In 1994 Nichols formed a new law firm with founding partners Monika Sacks, Eileen Slank, and Rebecca Sweet, that is now known as NSSS&B. “Margo and the other partners created NSSS&B in part to create a workplace where our families come before our clients’ families.  They knew  –  something that is so often forgotten by employers – that if you’re not taking care of yourselves and your loved ones, you’re probably useless to your clients, and you’re certainly bound to burn out.  Such an important takeaway, and the success of the firm is a significant contribution for women,”?Sharkey said.

Sharkey noted that, throughout her career, Nichols developed a reputation of being a strong advocate, but professional, a superbly skilled negotiator, and focused on collaboration with opposing counsels and clients before litigation.
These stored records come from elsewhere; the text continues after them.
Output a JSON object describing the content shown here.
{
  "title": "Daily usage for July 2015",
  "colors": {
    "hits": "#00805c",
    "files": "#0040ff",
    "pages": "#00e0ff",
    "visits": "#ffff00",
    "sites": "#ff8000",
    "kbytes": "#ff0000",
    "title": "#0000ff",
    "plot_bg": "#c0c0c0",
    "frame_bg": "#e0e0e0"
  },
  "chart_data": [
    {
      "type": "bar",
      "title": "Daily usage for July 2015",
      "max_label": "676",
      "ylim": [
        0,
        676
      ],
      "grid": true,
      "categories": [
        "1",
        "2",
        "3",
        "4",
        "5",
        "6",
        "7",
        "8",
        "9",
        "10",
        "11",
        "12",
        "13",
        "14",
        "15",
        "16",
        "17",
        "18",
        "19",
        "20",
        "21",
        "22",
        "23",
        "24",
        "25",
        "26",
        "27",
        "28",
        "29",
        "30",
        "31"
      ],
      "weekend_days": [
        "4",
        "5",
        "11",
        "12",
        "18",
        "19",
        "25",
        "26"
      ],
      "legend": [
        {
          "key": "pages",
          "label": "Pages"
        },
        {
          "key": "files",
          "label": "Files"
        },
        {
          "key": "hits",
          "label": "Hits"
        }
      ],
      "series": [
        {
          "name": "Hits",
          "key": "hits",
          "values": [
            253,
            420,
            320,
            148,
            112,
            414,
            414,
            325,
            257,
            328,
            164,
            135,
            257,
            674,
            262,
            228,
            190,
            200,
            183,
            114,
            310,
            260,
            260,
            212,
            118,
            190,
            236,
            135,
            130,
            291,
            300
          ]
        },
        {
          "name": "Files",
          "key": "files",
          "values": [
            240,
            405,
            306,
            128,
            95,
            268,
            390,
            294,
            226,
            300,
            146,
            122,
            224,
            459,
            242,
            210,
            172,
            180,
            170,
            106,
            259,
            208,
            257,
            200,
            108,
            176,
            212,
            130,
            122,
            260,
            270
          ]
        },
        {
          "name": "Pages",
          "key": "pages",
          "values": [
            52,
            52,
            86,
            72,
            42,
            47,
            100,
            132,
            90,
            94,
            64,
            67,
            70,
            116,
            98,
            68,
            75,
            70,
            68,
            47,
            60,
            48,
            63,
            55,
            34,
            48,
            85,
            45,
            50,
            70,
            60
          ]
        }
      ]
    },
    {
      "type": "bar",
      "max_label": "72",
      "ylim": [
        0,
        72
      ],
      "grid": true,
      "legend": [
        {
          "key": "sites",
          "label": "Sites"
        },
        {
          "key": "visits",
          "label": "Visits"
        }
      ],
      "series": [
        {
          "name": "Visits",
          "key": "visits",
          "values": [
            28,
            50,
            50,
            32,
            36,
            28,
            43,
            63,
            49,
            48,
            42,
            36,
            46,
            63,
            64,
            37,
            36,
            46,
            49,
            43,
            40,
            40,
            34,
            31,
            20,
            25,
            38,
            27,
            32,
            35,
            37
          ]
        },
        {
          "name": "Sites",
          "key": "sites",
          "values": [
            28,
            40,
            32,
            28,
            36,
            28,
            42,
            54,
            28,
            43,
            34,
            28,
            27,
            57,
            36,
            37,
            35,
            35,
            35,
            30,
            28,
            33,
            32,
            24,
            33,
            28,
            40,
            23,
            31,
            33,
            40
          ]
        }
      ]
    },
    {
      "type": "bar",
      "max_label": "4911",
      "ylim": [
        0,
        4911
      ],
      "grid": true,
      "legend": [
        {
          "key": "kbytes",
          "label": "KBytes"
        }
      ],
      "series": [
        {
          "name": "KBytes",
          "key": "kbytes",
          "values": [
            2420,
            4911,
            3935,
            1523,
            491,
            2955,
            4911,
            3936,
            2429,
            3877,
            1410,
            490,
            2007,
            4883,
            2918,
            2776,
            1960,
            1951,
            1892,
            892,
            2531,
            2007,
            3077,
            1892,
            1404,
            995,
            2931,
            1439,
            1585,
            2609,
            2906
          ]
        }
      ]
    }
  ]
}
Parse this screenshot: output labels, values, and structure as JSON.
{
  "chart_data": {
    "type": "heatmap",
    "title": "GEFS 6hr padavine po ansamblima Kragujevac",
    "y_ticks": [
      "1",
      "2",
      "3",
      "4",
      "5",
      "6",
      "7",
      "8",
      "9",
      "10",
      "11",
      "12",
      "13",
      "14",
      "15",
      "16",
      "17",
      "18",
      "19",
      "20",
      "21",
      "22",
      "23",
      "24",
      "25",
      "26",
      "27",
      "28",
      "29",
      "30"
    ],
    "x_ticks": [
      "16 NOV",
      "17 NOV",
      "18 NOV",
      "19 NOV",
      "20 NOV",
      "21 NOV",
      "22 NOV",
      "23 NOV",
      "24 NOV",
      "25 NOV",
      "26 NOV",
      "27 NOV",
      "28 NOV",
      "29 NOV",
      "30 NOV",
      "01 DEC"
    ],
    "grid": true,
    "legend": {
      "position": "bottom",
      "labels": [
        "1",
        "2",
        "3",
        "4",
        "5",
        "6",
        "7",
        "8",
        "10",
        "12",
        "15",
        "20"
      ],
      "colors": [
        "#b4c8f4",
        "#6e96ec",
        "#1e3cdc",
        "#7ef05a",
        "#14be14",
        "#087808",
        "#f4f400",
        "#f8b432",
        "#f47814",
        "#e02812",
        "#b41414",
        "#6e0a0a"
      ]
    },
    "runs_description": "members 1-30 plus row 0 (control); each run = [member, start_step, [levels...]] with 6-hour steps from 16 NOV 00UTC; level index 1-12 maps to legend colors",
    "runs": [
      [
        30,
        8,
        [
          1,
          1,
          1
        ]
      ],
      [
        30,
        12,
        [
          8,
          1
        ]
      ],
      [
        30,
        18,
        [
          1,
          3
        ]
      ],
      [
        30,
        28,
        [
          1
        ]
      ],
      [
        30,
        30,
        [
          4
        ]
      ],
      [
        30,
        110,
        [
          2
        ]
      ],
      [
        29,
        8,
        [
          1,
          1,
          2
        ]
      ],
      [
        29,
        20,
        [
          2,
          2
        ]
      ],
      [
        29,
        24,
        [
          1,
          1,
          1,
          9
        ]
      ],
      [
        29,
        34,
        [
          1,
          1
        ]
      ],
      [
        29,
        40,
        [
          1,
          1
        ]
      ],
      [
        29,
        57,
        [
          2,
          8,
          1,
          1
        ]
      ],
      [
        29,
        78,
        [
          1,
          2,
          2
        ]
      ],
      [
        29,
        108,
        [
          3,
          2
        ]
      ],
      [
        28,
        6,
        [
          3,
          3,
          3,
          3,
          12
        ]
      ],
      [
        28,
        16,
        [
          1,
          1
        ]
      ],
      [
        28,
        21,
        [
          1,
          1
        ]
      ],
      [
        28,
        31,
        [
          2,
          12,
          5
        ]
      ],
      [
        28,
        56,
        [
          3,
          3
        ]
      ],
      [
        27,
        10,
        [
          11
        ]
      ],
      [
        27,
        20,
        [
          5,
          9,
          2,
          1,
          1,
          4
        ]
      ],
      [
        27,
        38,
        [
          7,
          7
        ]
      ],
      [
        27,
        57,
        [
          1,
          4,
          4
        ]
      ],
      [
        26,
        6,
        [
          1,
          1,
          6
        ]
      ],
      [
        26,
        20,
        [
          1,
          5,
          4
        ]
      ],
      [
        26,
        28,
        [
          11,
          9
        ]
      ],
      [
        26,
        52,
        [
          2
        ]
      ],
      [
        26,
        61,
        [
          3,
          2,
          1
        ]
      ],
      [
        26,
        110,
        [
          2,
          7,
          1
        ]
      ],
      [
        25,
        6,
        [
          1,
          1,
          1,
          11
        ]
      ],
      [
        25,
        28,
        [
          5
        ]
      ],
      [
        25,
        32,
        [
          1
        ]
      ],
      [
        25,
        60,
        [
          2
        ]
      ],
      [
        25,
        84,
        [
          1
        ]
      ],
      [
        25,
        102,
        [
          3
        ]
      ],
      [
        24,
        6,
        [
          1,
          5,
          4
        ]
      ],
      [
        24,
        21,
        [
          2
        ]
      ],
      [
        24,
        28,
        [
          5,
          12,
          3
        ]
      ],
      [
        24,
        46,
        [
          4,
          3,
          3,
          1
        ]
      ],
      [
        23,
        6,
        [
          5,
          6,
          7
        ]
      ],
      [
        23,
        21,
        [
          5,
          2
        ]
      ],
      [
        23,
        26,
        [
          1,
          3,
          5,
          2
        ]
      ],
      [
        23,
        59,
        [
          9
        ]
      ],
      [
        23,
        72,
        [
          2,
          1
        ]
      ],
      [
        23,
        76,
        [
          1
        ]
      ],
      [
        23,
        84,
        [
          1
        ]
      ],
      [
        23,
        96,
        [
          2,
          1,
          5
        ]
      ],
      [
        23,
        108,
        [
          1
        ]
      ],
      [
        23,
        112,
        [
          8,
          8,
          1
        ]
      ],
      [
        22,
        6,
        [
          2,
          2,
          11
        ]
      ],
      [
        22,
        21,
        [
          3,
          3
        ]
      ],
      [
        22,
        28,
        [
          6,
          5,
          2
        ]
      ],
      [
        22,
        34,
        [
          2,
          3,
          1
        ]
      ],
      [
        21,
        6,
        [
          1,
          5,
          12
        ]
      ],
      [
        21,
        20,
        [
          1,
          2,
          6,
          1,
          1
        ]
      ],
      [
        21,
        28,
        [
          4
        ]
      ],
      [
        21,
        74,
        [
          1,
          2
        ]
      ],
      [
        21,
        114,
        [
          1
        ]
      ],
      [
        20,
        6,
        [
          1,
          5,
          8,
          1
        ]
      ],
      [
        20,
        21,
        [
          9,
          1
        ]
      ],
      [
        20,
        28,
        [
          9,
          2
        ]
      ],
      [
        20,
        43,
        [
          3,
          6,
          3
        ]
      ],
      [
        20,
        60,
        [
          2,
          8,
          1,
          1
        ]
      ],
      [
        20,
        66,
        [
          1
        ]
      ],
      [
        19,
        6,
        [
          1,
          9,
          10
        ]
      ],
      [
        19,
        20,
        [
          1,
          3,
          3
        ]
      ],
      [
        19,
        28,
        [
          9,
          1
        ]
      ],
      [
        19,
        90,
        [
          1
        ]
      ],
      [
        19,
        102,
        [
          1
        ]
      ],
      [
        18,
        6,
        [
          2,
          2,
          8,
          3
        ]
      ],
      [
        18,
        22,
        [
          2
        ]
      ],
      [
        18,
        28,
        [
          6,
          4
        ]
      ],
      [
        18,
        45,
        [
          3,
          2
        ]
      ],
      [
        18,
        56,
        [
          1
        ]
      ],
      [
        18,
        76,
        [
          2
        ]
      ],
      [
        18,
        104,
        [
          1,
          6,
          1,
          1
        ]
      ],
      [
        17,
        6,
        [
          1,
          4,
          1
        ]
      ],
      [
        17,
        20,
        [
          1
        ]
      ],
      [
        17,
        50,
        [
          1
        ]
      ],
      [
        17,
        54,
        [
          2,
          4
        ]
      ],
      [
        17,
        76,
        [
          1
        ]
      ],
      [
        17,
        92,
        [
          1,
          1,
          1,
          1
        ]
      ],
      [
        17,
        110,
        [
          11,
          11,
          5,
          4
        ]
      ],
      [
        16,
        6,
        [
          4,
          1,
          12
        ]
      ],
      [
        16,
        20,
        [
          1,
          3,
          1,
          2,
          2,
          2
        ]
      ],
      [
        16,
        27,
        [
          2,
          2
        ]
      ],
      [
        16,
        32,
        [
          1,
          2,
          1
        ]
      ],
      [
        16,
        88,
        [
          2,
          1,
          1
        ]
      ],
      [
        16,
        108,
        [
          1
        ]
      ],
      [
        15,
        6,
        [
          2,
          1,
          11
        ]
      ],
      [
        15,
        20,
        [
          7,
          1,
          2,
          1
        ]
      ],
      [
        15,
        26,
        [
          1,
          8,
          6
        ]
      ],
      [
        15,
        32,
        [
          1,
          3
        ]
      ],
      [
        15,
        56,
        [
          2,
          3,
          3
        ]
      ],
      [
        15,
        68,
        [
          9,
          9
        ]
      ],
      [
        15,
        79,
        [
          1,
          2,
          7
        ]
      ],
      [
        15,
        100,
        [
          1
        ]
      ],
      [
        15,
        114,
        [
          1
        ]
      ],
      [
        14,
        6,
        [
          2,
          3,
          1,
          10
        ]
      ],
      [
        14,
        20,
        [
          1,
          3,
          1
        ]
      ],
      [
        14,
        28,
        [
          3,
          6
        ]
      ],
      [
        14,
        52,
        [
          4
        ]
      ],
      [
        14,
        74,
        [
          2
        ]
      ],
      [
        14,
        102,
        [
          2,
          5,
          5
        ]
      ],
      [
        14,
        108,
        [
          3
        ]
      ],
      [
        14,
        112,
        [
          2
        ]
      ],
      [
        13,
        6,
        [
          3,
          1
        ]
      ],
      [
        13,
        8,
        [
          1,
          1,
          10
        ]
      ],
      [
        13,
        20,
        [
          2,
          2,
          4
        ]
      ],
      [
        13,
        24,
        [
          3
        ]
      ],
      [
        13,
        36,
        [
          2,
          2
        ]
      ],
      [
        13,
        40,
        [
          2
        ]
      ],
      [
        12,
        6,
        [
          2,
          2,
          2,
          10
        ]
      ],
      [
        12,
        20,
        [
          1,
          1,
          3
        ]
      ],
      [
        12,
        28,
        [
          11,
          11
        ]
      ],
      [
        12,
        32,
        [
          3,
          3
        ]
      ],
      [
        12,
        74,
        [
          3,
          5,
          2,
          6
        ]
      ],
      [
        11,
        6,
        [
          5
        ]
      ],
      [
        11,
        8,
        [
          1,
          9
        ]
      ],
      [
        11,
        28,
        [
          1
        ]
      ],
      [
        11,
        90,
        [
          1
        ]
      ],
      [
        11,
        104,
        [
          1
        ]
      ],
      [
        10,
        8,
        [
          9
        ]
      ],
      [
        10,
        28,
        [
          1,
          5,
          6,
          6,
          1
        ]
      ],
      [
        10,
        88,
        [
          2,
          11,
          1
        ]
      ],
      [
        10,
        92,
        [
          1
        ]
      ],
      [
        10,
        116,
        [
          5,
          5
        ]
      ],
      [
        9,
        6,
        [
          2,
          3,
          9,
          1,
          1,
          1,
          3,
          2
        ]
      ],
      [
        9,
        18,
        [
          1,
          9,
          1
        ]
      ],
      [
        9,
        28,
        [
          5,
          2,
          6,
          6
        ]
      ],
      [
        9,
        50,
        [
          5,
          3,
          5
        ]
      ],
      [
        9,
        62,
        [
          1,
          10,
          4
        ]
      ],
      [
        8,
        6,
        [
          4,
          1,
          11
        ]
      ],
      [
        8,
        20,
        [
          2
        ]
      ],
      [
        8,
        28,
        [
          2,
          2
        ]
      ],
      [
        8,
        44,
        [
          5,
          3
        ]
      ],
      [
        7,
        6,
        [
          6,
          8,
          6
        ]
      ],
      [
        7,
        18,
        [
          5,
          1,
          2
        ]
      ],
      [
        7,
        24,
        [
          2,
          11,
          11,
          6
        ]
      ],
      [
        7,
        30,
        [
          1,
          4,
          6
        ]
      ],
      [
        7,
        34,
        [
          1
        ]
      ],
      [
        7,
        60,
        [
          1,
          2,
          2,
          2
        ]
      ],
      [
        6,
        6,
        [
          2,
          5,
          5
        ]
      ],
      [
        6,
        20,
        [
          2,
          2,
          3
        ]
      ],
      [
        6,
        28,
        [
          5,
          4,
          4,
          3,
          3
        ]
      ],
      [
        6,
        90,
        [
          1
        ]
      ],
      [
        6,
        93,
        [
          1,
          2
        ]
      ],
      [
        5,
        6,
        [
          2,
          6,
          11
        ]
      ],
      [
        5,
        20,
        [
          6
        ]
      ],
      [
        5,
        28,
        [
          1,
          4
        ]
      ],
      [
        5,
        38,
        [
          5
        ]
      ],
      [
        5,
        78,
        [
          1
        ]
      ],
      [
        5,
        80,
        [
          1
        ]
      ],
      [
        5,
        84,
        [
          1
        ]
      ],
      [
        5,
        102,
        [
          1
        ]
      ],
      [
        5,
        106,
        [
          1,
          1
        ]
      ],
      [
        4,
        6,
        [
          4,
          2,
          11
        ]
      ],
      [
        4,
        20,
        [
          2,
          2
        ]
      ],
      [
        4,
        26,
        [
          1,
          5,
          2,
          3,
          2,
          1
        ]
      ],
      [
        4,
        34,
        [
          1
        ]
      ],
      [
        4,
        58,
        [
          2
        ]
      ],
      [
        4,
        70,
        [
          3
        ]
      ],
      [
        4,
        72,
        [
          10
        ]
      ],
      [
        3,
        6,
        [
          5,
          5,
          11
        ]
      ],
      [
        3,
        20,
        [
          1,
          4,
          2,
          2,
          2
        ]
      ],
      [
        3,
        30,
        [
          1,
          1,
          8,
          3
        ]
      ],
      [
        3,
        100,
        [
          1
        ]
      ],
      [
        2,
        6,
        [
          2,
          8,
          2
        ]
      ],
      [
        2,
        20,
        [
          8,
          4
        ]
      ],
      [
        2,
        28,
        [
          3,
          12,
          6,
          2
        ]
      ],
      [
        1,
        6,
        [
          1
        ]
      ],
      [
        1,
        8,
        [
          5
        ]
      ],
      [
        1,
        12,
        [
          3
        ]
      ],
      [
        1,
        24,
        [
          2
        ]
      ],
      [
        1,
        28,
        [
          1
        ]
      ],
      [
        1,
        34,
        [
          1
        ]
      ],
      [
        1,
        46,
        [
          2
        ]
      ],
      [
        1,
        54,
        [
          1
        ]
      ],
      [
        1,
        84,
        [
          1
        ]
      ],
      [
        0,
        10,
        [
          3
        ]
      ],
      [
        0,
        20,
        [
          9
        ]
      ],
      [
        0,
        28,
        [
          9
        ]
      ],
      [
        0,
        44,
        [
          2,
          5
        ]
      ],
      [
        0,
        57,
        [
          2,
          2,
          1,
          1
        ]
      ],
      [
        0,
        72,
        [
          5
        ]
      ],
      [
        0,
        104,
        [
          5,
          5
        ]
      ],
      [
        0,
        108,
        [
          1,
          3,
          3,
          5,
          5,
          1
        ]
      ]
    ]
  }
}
With Nichols now semi-retired, Sharkey and her colleague Liz Solomon have  taken over some of her cases.  “I was in court this morning with a former client of Margo’s,” Sharkey said. “He excitedly asked me, ‘how is Margo?  Is she in town?’ He said in no uncertain terms, ‘she is so great.’  Liz and I have remarked to one another how Margo has a certain way with clients – she is firm, tells it like it is, doesn’t sugar coat, but is compassionate and kind.  The language she uses in her correspondence is particularly eloquent and persuasive.  Perhaps that is because she was trained as a librarian.’

Sharkey added that when Nichols was involved in a serious hit and run bicycle-car accident in 2007, partner Eileen Slank said, "She exemplified strength, courage and ultimately forgiveness.  It was inspirational for everyone at the firm.

“Above all, Margo is committed to her family – her husband David, son Ian and daughter-in-law.  She has set the bar very high for all of us. She has been an important mentor and I have learned countless lessons from her conviction, generosity, and remarkable work ethic.”

 Nichols, who is  current president of the State Bar of Michigan Foundation among other community activities, noted the courage Mary Foster had exhibited. “I have enjoyed the practice of law and I’ve especially enjoyed the folks at the firm. I thank you for this tremendous honor and I am joining a wonderful club of those who have received the award.”